Mexican Human Capital a Symbol of SuccessTue, 04/10/2018 - 16:13
Like many other countries, Mexico has put in place clear local content rules that must be followed by every operator looking to invest here. But a new NAFTA deal could shift the focus to broader personnel requirements amid regional energy security concerns, says Miguel Marmolejo, External Strategic Researcher in Energy Affairs at Access to Energy (A2E), who adds that the result could benefit all sides.
“It will be very interesting to see how the NAFTA renegotiations modify certain concepts such as energy security and human capital,” Marmolejo says. “It seems like the vision is shifting toward regional energy security and regional human capital content. This small change could represent an increase in trading of energy sources and also human capital.”

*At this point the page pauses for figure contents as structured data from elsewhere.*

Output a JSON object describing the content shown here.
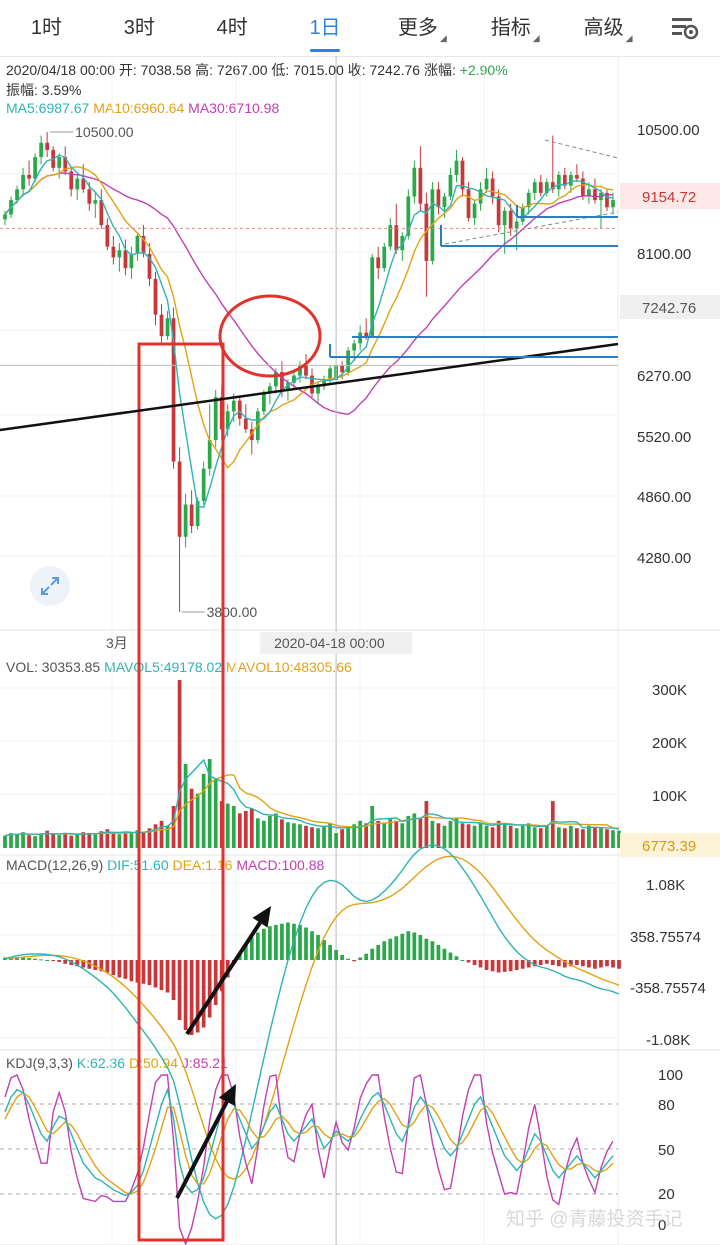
{
  "tabs": [
    {
      "label": "1时",
      "active": false,
      "dropdown": false
    },
    {
      "label": "3时",
      "active": false,
      "dropdown": false
    },
    {
      "label": "4时",
      "active": false,
      "dropdown": false
    },
    {
      "label": "1日",
      "active": true,
      "dropdown": false
    },
    {
      "label": "更多",
      "active": false,
      "dropdown": true
    },
    {
      "label": "指标",
      "active": false,
      "dropdown": true
    },
    {
      "label": "高级",
      "active": false,
      "dropdown": true
    }
  ],
  "settings_icon": "chart-settings-icon",
  "info": {
    "line1_prefix": "2020/04/18 00:00 开: 7038.58 高: 7267.00 低: 7015.00 收: 7242.76 涨幅: ",
    "change": "+2.90%",
    "change_color": "#2aa84a",
    "amplitude": "振幅: 3.59%",
    "ma5": "MA5:6987.67",
    "ma10": "MA10:6960.64",
    "ma30": "MA30:6710.98"
  },
  "vol_label": {
    "vol": "VOL: 30353.85",
    "mavol5": "MAVOL5:49178.02",
    "mavol10": "MAVOL10:48305.66"
  },
  "macd_label": {
    "name": "MACD(12,26,9)",
    "dif": "DIF:51.60",
    "dea": "DEA:1.16",
    "macd": "MACD:100.88"
  },
  "kdj_label": {
    "name": "KDJ(9,3,3)",
    "k": "K:62.36",
    "d": "D:50.94",
    "j": "J:85.21"
  },
  "watermark": "知乎 @青藤投资手记",
  "colors": {
    "up": "#2aa84a",
    "down": "#c8373a",
    "ma5": "#2fb3b3",
    "ma10": "#e1a214",
    "ma30": "#c23fb4",
    "annotation_red": "#e2322b",
    "annotation_blue": "#2a7fc1",
    "cursor_price_bg": "#f0f0f0",
    "current_price_bg": "#fde8e8"
  },
  "chart_data": [
    {
      "type": "candlestick",
      "panel": "price",
      "y_ticks": [
        10500,
        9154.72,
        8100,
        7242.76,
        6270,
        5520,
        4860,
        4280
      ],
      "y_tick_labels": [
        "10500.00",
        "9154.72",
        "8100.00",
        "7242.76",
        "6270.00",
        "5520.00",
        "4860.00",
        "4280.00"
      ],
      "ylim": [
        3600,
        11000
      ],
      "current_price_label": "9154.72",
      "cursor_price_label": "7242.76",
      "max_label": "10500.00",
      "min_label": "3800.00",
      "x_labels": [
        "3月"
      ],
      "cursor_x_label": "2020-04-18 00:00",
      "candles": [
        [
          9280,
          9400,
          9200,
          9350
        ],
        [
          9350,
          9600,
          9300,
          9550
        ],
        [
          9550,
          9750,
          9500,
          9700
        ],
        [
          9700,
          10000,
          9600,
          9900
        ],
        [
          9900,
          10100,
          9750,
          9850
        ],
        [
          9850,
          10200,
          9800,
          10150
        ],
        [
          10150,
          10450,
          10050,
          10350
        ],
        [
          10350,
          10500,
          10150,
          10250
        ],
        [
          10250,
          10300,
          9950,
          10000
        ],
        [
          10000,
          10200,
          9850,
          10150
        ],
        [
          10150,
          10300,
          9900,
          9950
        ],
        [
          9950,
          10000,
          9600,
          9700
        ],
        [
          9700,
          9900,
          9550,
          9850
        ],
        [
          9850,
          10050,
          9650,
          9700
        ],
        [
          9700,
          9800,
          9400,
          9500
        ],
        [
          9500,
          9650,
          9300,
          9550
        ],
        [
          9550,
          9700,
          9150,
          9200
        ],
        [
          9200,
          9300,
          8850,
          8900
        ],
        [
          8900,
          9050,
          8650,
          8750
        ],
        [
          8750,
          8950,
          8550,
          8850
        ],
        [
          8850,
          9000,
          8500,
          8600
        ],
        [
          8600,
          8900,
          8450,
          8800
        ],
        [
          8800,
          9100,
          8700,
          9050
        ],
        [
          9050,
          9200,
          8750,
          8800
        ],
        [
          8800,
          8950,
          8350,
          8450
        ],
        [
          8450,
          8550,
          7800,
          7950
        ],
        [
          7950,
          8100,
          7550,
          7650
        ],
        [
          7650,
          8000,
          7600,
          7900
        ],
        [
          7900,
          8050,
          5800,
          5900
        ],
        [
          5900,
          6100,
          3800,
          4850
        ],
        [
          4850,
          5450,
          4700,
          5300
        ],
        [
          5300,
          5500,
          4900,
          5000
        ],
        [
          5000,
          5400,
          4950,
          5350
        ],
        [
          5350,
          5900,
          5300,
          5800
        ],
        [
          5800,
          6700,
          5700,
          6200
        ],
        [
          6200,
          6900,
          6100,
          6800
        ],
        [
          6800,
          6950,
          6200,
          6350
        ],
        [
          6350,
          6700,
          6250,
          6600
        ],
        [
          6600,
          6850,
          6450,
          6750
        ],
        [
          6750,
          6800,
          6400,
          6500
        ],
        [
          6500,
          6700,
          6300,
          6350
        ],
        [
          6350,
          6450,
          6000,
          6200
        ],
        [
          6200,
          6650,
          6150,
          6600
        ],
        [
          6600,
          6900,
          6550,
          6850
        ],
        [
          6850,
          7000,
          6700,
          6950
        ],
        [
          6950,
          7200,
          6850,
          7150
        ],
        [
          7150,
          7300,
          6800,
          6900
        ],
        [
          6900,
          7050,
          6750,
          7000
        ],
        [
          7000,
          7150,
          6900,
          7100
        ],
        [
          7100,
          7300,
          7000,
          7250
        ],
        [
          7250,
          7400,
          7050,
          7100
        ],
        [
          7100,
          7200,
          6800,
          6850
        ],
        [
          6850,
          7000,
          6700,
          6950
        ],
        [
          6950,
          7100,
          6900,
          7050
        ],
        [
          7050,
          7250,
          7000,
          7200
        ],
        [
          7038.58,
          7267,
          7015,
          7242.76
        ],
        [
          7242,
          7300,
          7050,
          7150
        ],
        [
          7150,
          7500,
          7100,
          7450
        ],
        [
          7450,
          7600,
          7300,
          7550
        ],
        [
          7550,
          7800,
          7450,
          7700
        ],
        [
          7700,
          7900,
          7600,
          7650
        ],
        [
          7650,
          8800,
          7650,
          8750
        ],
        [
          8750,
          8900,
          8450,
          8600
        ],
        [
          8600,
          8950,
          8550,
          8900
        ],
        [
          8900,
          9300,
          8850,
          9200
        ],
        [
          9200,
          9500,
          8800,
          8850
        ],
        [
          8850,
          9100,
          8700,
          9050
        ],
        [
          9050,
          9700,
          9000,
          9600
        ],
        [
          9600,
          10100,
          9500,
          10000
        ],
        [
          10000,
          10300,
          9400,
          9500
        ],
        [
          9500,
          9650,
          8200,
          8700
        ],
        [
          8700,
          9800,
          8650,
          9700
        ],
        [
          9700,
          9800,
          9350,
          9450
        ],
        [
          9450,
          9650,
          9300,
          9600
        ],
        [
          9600,
          10000,
          9550,
          9900
        ],
        [
          9900,
          10250,
          9800,
          10100
        ],
        [
          10100,
          10150,
          9600,
          9700
        ],
        [
          9700,
          9800,
          9250,
          9300
        ],
        [
          9300,
          9550,
          9200,
          9500
        ],
        [
          9500,
          9800,
          9400,
          9700
        ],
        [
          9700,
          10000,
          9650,
          9850
        ],
        [
          9850,
          9950,
          9500,
          9600
        ],
        [
          9600,
          9700,
          9100,
          9200
        ],
        [
          9200,
          9450,
          8800,
          9400
        ],
        [
          9400,
          9500,
          9050,
          9150
        ],
        [
          9150,
          9300,
          8850,
          9250
        ],
        [
          9250,
          9500,
          9200,
          9450
        ],
        [
          9450,
          9700,
          9350,
          9650
        ],
        [
          9650,
          9850,
          9550,
          9800
        ],
        [
          9800,
          9900,
          9600,
          9650
        ],
        [
          9650,
          9850,
          9600,
          9800
        ],
        [
          9800,
          10450,
          9650,
          9700
        ],
        [
          9700,
          9950,
          9600,
          9900
        ],
        [
          9900,
          10000,
          9700,
          9750
        ],
        [
          9750,
          9950,
          9650,
          9900
        ],
        [
          9900,
          10050,
          9800,
          9850
        ],
        [
          9850,
          9950,
          9550,
          9600
        ],
        [
          9600,
          9800,
          9500,
          9700
        ],
        [
          9700,
          9850,
          9500,
          9550
        ],
        [
          9550,
          9700,
          9150,
          9650
        ],
        [
          9650,
          9700,
          9400,
          9450
        ],
        [
          9450,
          9650,
          9350,
          9550
        ]
      ],
      "ma": [
        {
          "name": "MA5",
          "value": 6987.67,
          "color": "#2fb3b3"
        },
        {
          "name": "MA10",
          "value": 6960.64,
          "color": "#e1a214"
        },
        {
          "name": "MA30",
          "value": 6710.98,
          "color": "#c23fb4"
        }
      ]
    },
    {
      "type": "bar",
      "panel": "volume",
      "y_tick_labels": [
        "300K",
        "200K",
        "100K",
        "6773.39"
      ],
      "ylim": [
        0,
        350000
      ],
      "values_k": [
        25,
        30,
        28,
        32,
        26,
        24,
        30,
        35,
        28,
        26,
        30,
        25,
        28,
        32,
        30,
        27,
        34,
        38,
        30,
        28,
        33,
        30,
        36,
        32,
        40,
        48,
        55,
        45,
        85,
        340,
        170,
        120,
        110,
        150,
        180,
        140,
        95,
        90,
        85,
        70,
        75,
        80,
        60,
        55,
        65,
        70,
        58,
        52,
        50,
        48,
        45,
        42,
        40,
        45,
        50,
        30,
        38,
        42,
        48,
        55,
        50,
        85,
        55,
        50,
        60,
        55,
        50,
        65,
        70,
        60,
        95,
        55,
        50,
        45,
        55,
        60,
        50,
        48,
        45,
        50,
        45,
        42,
        55,
        50,
        45,
        40,
        45,
        50,
        42,
        40,
        45,
        95,
        42,
        40,
        45,
        40,
        38,
        45,
        42,
        40,
        38,
        36,
        35
      ]
    },
    {
      "type": "bar",
      "panel": "macd",
      "y_tick_labels": [
        "1.08K",
        "358.75574",
        "-358.75574",
        "-1.08K"
      ],
      "ylim": [
        -1250,
        1250
      ],
      "histogram": [
        20,
        22,
        25,
        20,
        15,
        10,
        5,
        0,
        -5,
        -15,
        -30,
        -40,
        -50,
        -60,
        -70,
        -80,
        -90,
        -100,
        -120,
        -140,
        -150,
        -170,
        -180,
        -190,
        -200,
        -220,
        -240,
        -260,
        -320,
        -480,
        -560,
        -600,
        -580,
        -540,
        -460,
        -360,
        -250,
        -140,
        -30,
        60,
        130,
        180,
        220,
        250,
        270,
        280,
        290,
        300,
        290,
        280,
        260,
        230,
        200,
        160,
        120,
        80,
        40,
        10,
        -10,
        20,
        50,
        90,
        120,
        150,
        170,
        190,
        210,
        230,
        220,
        200,
        170,
        150,
        120,
        90,
        60,
        30,
        0,
        -20,
        -40,
        -60,
        -80,
        -90,
        -100,
        -95,
        -90,
        -80,
        -70,
        -60,
        -50,
        -40,
        -30,
        -40,
        -50,
        -60,
        -50,
        -40,
        -50,
        -60,
        -70,
        -60,
        -50,
        -60,
        -70
      ]
    },
    {
      "type": "line",
      "panel": "kdj",
      "y_tick_labels": [
        "100",
        "80",
        "50",
        "20",
        "0"
      ],
      "ylim": [
        0,
        110
      ],
      "series": [
        {
          "name": "K",
          "color": "#2fb3b3",
          "values": [
            75,
            85,
            90,
            88,
            80,
            70,
            60,
            55,
            65,
            72,
            70,
            60,
            50,
            40,
            35,
            30,
            28,
            25,
            22,
            20,
            18,
            20,
            25,
            35,
            50,
            65,
            80,
            90,
            70,
            40,
            25,
            20,
            22,
            30,
            45,
            60,
            75,
            85,
            80,
            70,
            60,
            50,
            55,
            65,
            75,
            80,
            70,
            60,
            55,
            60,
            65,
            70,
            60,
            50,
            55,
            62,
            58,
            55,
            60,
            70,
            78,
            85,
            88,
            80,
            70,
            60,
            55,
            65,
            78,
            85,
            80,
            70,
            60,
            50,
            45,
            50,
            60,
            70,
            80,
            85,
            75,
            65,
            55,
            45,
            40,
            35,
            40,
            50,
            60,
            55,
            45,
            35,
            30,
            35,
            40,
            45,
            40,
            35,
            30,
            35,
            40,
            45
          ]
        },
        {
          "name": "D",
          "color": "#e1a214",
          "values": [
            70,
            78,
            85,
            88,
            85,
            78,
            70,
            62,
            60,
            64,
            68,
            66,
            60,
            52,
            45,
            38,
            33,
            29,
            26,
            23,
            20,
            19,
            21,
            27,
            38,
            50,
            64,
            78,
            78,
            62,
            45,
            32,
            26,
            26,
            33,
            45,
            58,
            70,
            77,
            76,
            70,
            62,
            57,
            58,
            63,
            70,
            72,
            68,
            62,
            60,
            61,
            65,
            65,
            60,
            57,
            59,
            60,
            58,
            58,
            63,
            70,
            77,
            82,
            84,
            80,
            73,
            66,
            64,
            68,
            75,
            80,
            78,
            72,
            64,
            56,
            52,
            54,
            60,
            68,
            76,
            79,
            74,
            66,
            58,
            50,
            43,
            40,
            43,
            50,
            54,
            52,
            45,
            39,
            36,
            36,
            39,
            40,
            38,
            35,
            34,
            36,
            40
          ]
        },
        {
          "name": "J",
          "color": "#c23fb4",
          "values": [
            85,
            98,
            100,
            90,
            70,
            55,
            40,
            40,
            75,
            88,
            75,
            48,
            30,
            16,
            15,
            14,
            18,
            17,
            14,
            14,
            14,
            22,
            33,
            51,
            74,
            95,
            100,
            100,
            55,
            -4,
            -15,
            -4,
            14,
            38,
            69,
            90,
            100,
            100,
            86,
            58,
            40,
            26,
            51,
            79,
            99,
            100,
            66,
            44,
            41,
            60,
            73,
            80,
            50,
            30,
            51,
            68,
            54,
            49,
            64,
            84,
            94,
            100,
            100,
            72,
            50,
            34,
            33,
            67,
            98,
            100,
            80,
            54,
            36,
            22,
            23,
            46,
            72,
            90,
            100,
            100,
            67,
            47,
            33,
            19,
            20,
            19,
            40,
            64,
            80,
            57,
            31,
            15,
            12,
            33,
            48,
            57,
            40,
            29,
            20,
            37,
            48,
            55
          ]
        }
      ]
    }
  ]
}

Marmolejo says that allowing national rules to take a backseat to regional objectives will give the North American region a better footing to compete against economies such as China and India, which are both making a strong push into the energy market. He also says that companies like A2E, a multidisciplinary corporate service shelter that integrates knowledge and experience to usher its clients into the Mexican energy market, can help companies navigate the paradigm resulting from any new trade deal.
“With offices in San Antonio we will be able to capitalize on the possibility of an easier trade of human capital, therefore offering the opportunity to US and Mexican companies and workers to increase the value they offer in both countries amid lower operational costs,” Marmolejo says. “One clear example of this is our staff, which has the broad experience in US shale development that could help increase production in Mexico.”
While opportunities are significant in the regional area, Yisel Varela, A2E’s CEO, says it is equally important to ensure that national development objectives, which are reflected in public policy, are aligned with the goals of the private sector for the benefit of both parties. “In that area, A2E likes to see itself as the hinge between both, always focusing on implementing the best solutions for its customers to create an attractive market while providing benefits to the country,” she says.
Although IOCs are a strong market for A2E, Varela says the company wants to deepen its footprint with SMEs and strengthen the local value chain. “By offering them opportunities to apply economies of scale, their costs decrease and therefore their competitive advantage increases,” she says. Varela adds that boosting the presence of Mexican human capital domestically and worldwide will not be difficult because of the huge amount of talent in the country. “Mexicans are hardworking people who look for continuous improvement,” she says. “At A2E, our objective is to offer those workers the best opportunities.”
That also benefits companies, says Varela. “At A2E, we provide integral advice for human capital management that includes legal, accountancy, fiscal and even the cultural element, which can be critical to ensure profitability. We have experience in the Mexican industry and our differentiator is that we are specialized in managing Mexican human capital.”
Marmolejo adds that the oil and gas industry has all it needs to become stronger, pointing to the success of the automotive industry as an appropriate model. “We have a very good example of what we can achieve through the Mexican automotive miracle, which turned Mexico into a manufacturing hub for automobiles and auto parts,” he says. “We believe that this miracle can be replicated in the oil and gas industry and we are working with that objective in mind.” The best way to see that happen is by betting on Mexico’s human capital, he adds.